George looked at the space beside him, imagining a reality where he had been stronger. In that world, Shu Yao would be sitting there, perhaps smiling at a joke, his breath warm and steady.

"I could have protected you," George thought, his jaw tightening until it ached. "I should have taken you away from his sight. I should have been the monster you needed to save you from the monster you loved."

Instead, he was here. In a meeting about money, while the boy he loved was a pale statue in a room full of dying roses.
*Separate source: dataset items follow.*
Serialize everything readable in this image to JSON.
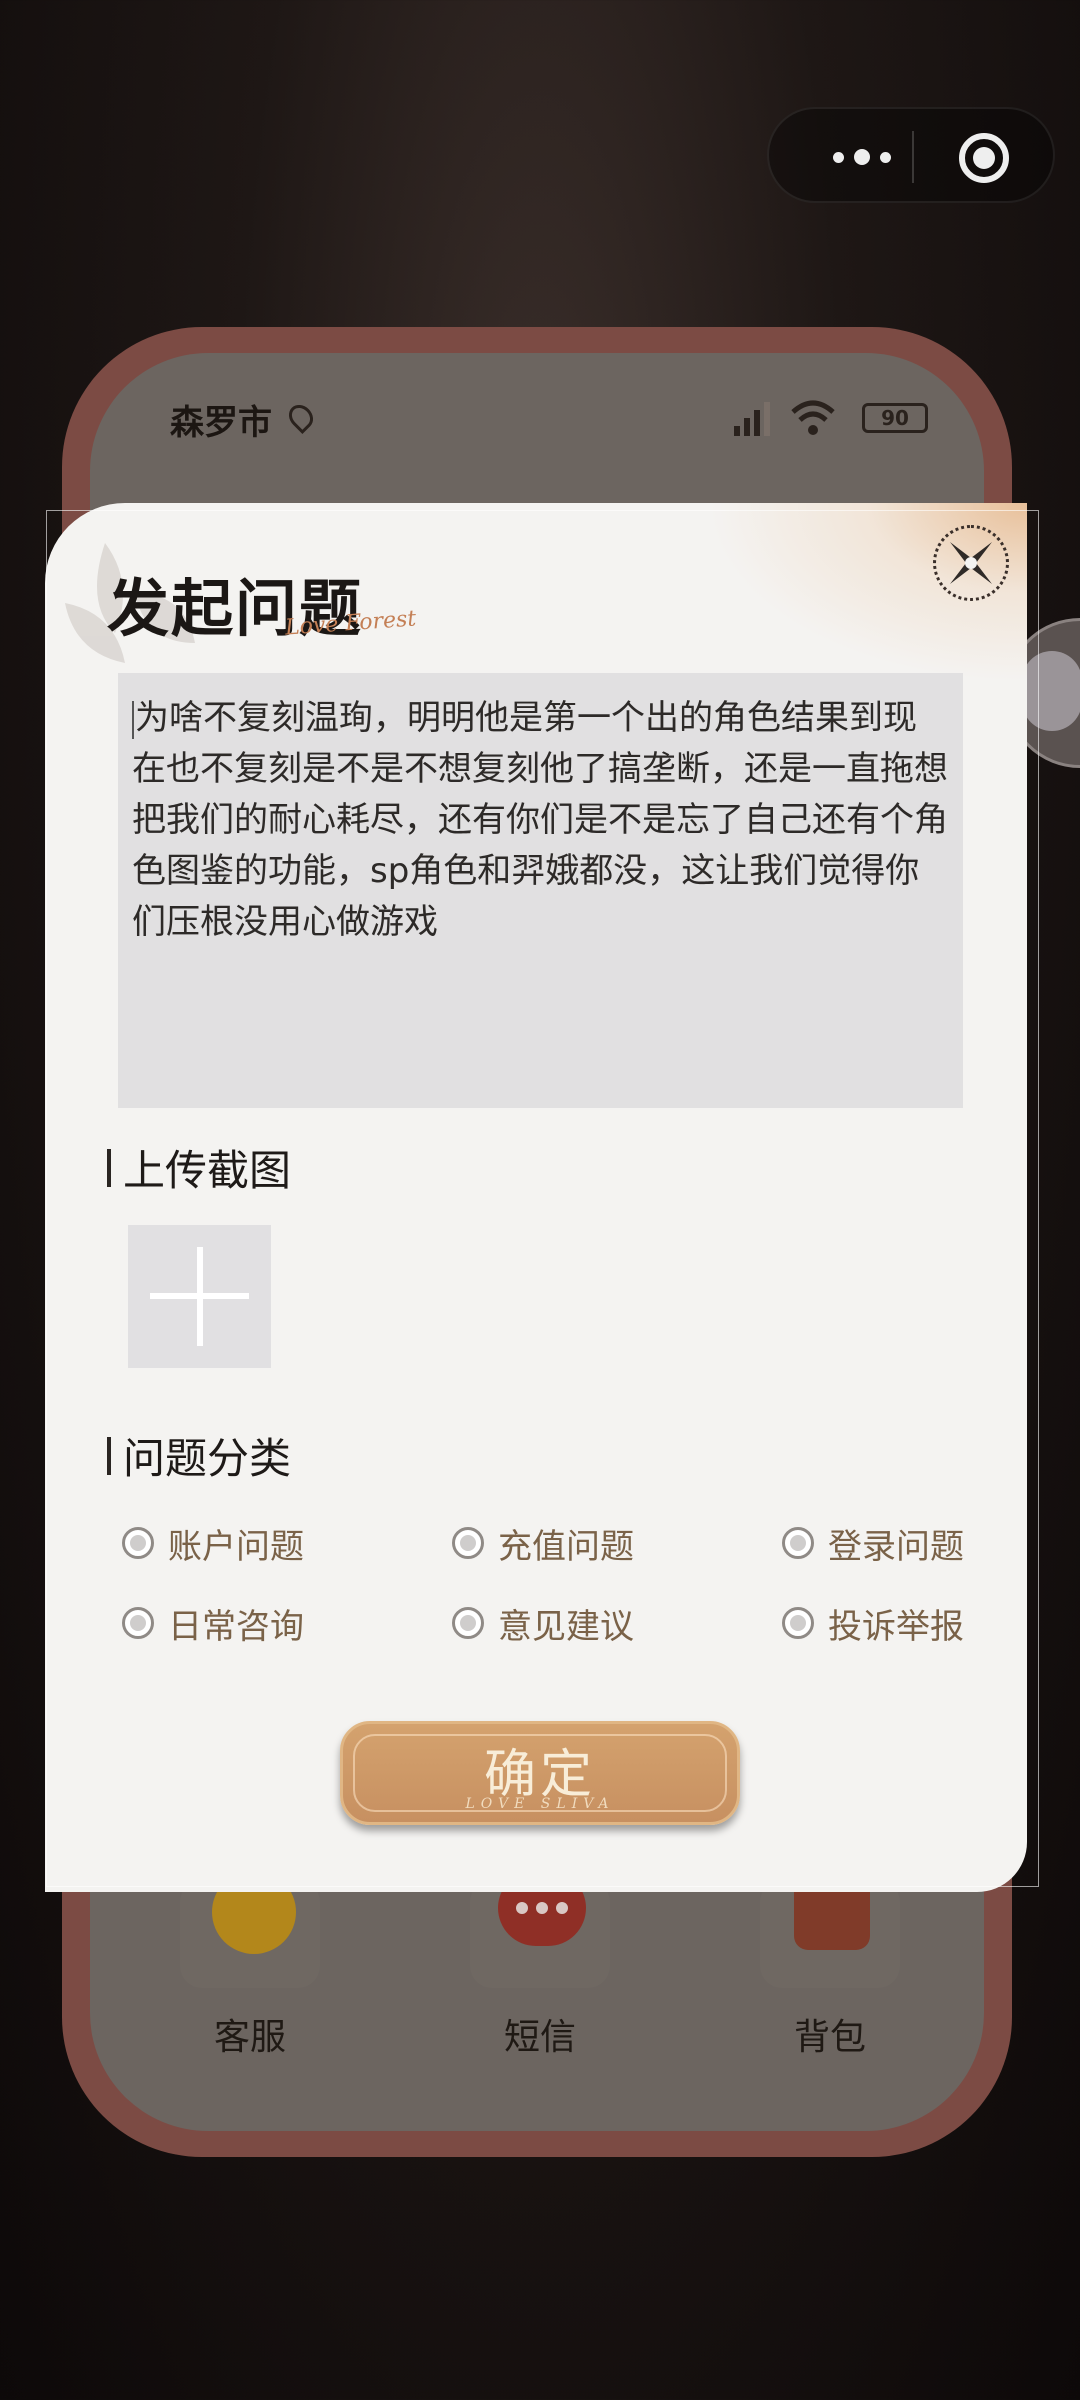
{
  "capsule": {
    "more_icon": "more-dots-icon",
    "close_icon": "target-icon"
  },
  "background_app": {
    "status": {
      "city": "森罗市",
      "battery": "90"
    },
    "dock": [
      {
        "label": "客服",
        "icon": "customer-service-icon"
      },
      {
        "label": "短信",
        "icon": "message-icon"
      },
      {
        "label": "背包",
        "icon": "bag-icon"
      }
    ]
  },
  "dialog": {
    "title": "发起问题",
    "title_script": "Love Forest",
    "close_icon": "close-icon",
    "question_text": "为啥不复刻温珣，明明他是第一个出的角色结果到现在也不复刻是不是不想复刻他了搞垄断，还是一直拖想把我们的耐心耗尽，还有你们是不是忘了自己还有个角色图鉴的功能，sp角色和羿娥都没，这让我们觉得你们压根没用心做游戏",
    "upload_section": {
      "label": "上传截图",
      "icon": "plus-icon"
    },
    "category_section": {
      "label": "问题分类",
      "options": [
        [
          "账户问题",
          "充值问题",
          "登录问题"
        ],
        [
          "日常咨询",
          "意见建议",
          "投诉举报"
        ]
      ]
    },
    "confirm": {
      "label": "确定",
      "sub": "LOVE SLIVA"
    }
  }
}
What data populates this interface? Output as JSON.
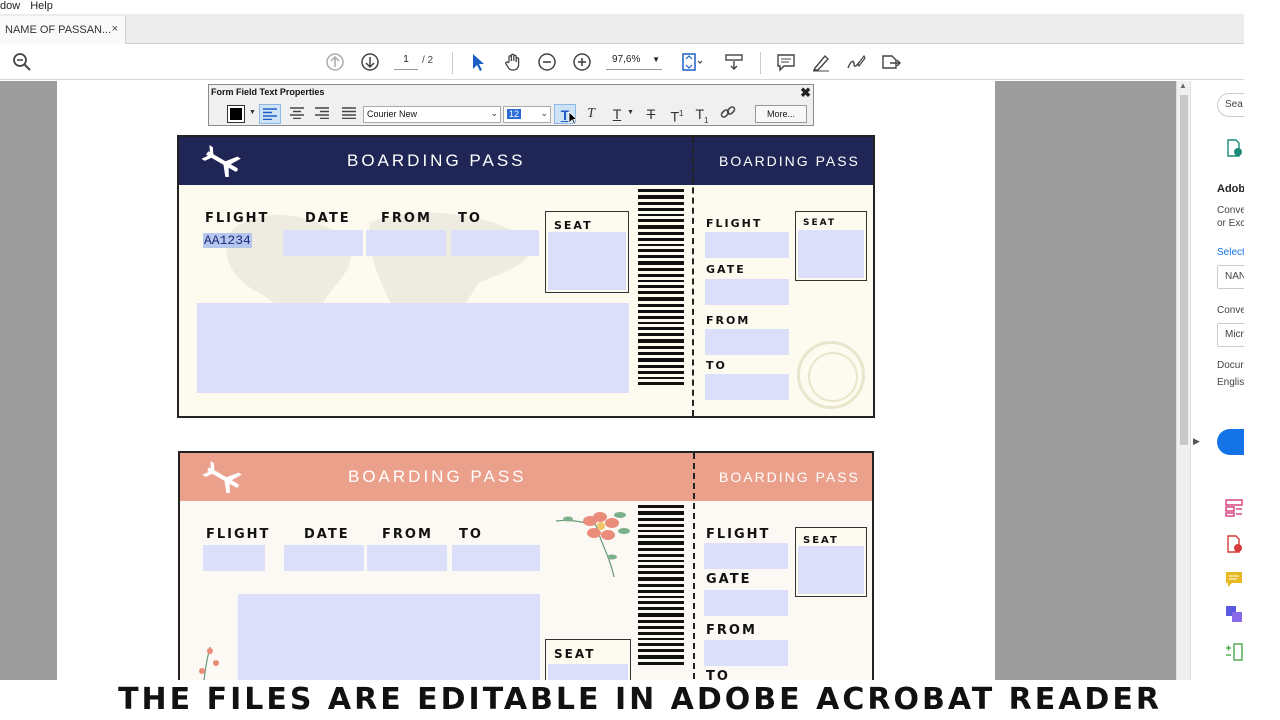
{
  "menubar": {
    "items": [
      "dow",
      "Help"
    ]
  },
  "tab": {
    "title": "NAME OF PASSAN...",
    "close": "×"
  },
  "toolbar": {
    "page_current": "1",
    "page_total": "/ 2",
    "zoom": "97,6%"
  },
  "ffp": {
    "title": "Form Field Text Properties",
    "font": "Courier New",
    "size": "12",
    "more": "More..."
  },
  "right_pane": {
    "search_placeholder": "Sea",
    "heading": "Adob",
    "desc1": "Conve",
    "desc2": "or Exc",
    "select_label": "Select",
    "field1": "NAN",
    "convert_label": "Conve",
    "field2": "Micr",
    "doc_label": "Docur",
    "doc_value": "Englis"
  },
  "pass1": {
    "title": "BOARDING PASS",
    "stub_title": "BOARDING PASS",
    "flight_label": "FLIGHT",
    "date_label": "DATE",
    "from_label": "FROM",
    "to_label": "TO",
    "seat_label": "SEAT",
    "flight_value": "AA1234",
    "stub_flight": "FLIGHT",
    "stub_gate": "GATE",
    "stub_from": "FROM",
    "stub_to": "TO",
    "stub_seat": "SEAT"
  },
  "pass2": {
    "title": "BOARDING PASS",
    "stub_title": "BOARDING PASS",
    "flight_label": "FLIGHT",
    "date_label": "DATE",
    "from_label": "FROM",
    "to_label": "TO",
    "seat_label": "SEAT",
    "stub_flight": "FLIGHT",
    "stub_gate": "GATE",
    "stub_from": "FROM",
    "stub_to": "TO",
    "stub_seat": "SEAT"
  },
  "colors": {
    "pass1_header": "#1f2655",
    "pass2_header": "#eba08c",
    "field_fill": "#dcdffa",
    "accent_blue": "#1473e6"
  },
  "caption": "THE FILES ARE EDITABLE IN ADOBE ACROBAT READER"
}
And at The hospital room was a study in stillness, a tableau of a love that arrived too late to be anything but a burden. Bai Qi had finally succumbed to the gravity of his own exhaustion. His head rested heavily against the edge of the mattress, his cheek pressed against the sterile linen.

Even in the depths of a fitful, nightmare-ridden sleep, his fingers remained locked with Shu Yao's—a desperate, clawing anchor that refused to let the boy drift any further into the mist.

But while the body remained in the room, the soul was elsewhere.

Inside the vault of the coma, there was no sound. No beep of monitors, no rustle of silk, no scent of dying roses.

Shu Yao was suspended in a world of infinite ink. It was not a dream, but a purgatory—a vast, lightless ocean where the water was made of silence and the air was made of forgetting. He didn't remember the hospital. He didn't remember the poisoning.

He was a ghost in his own mind, huddled in a dark corner of a dimension that had no walls.

Far, far above him, a single point of light flickered. It was a pale, shimmering needle of gold, as distant as a dying star in a different galaxy. It was the world of the living—the world of breath and pain and the scent of fresh Rose's.

Shu Yao looked up at it, his eyes wide and hollow.

"It's... it's too far," he whispered.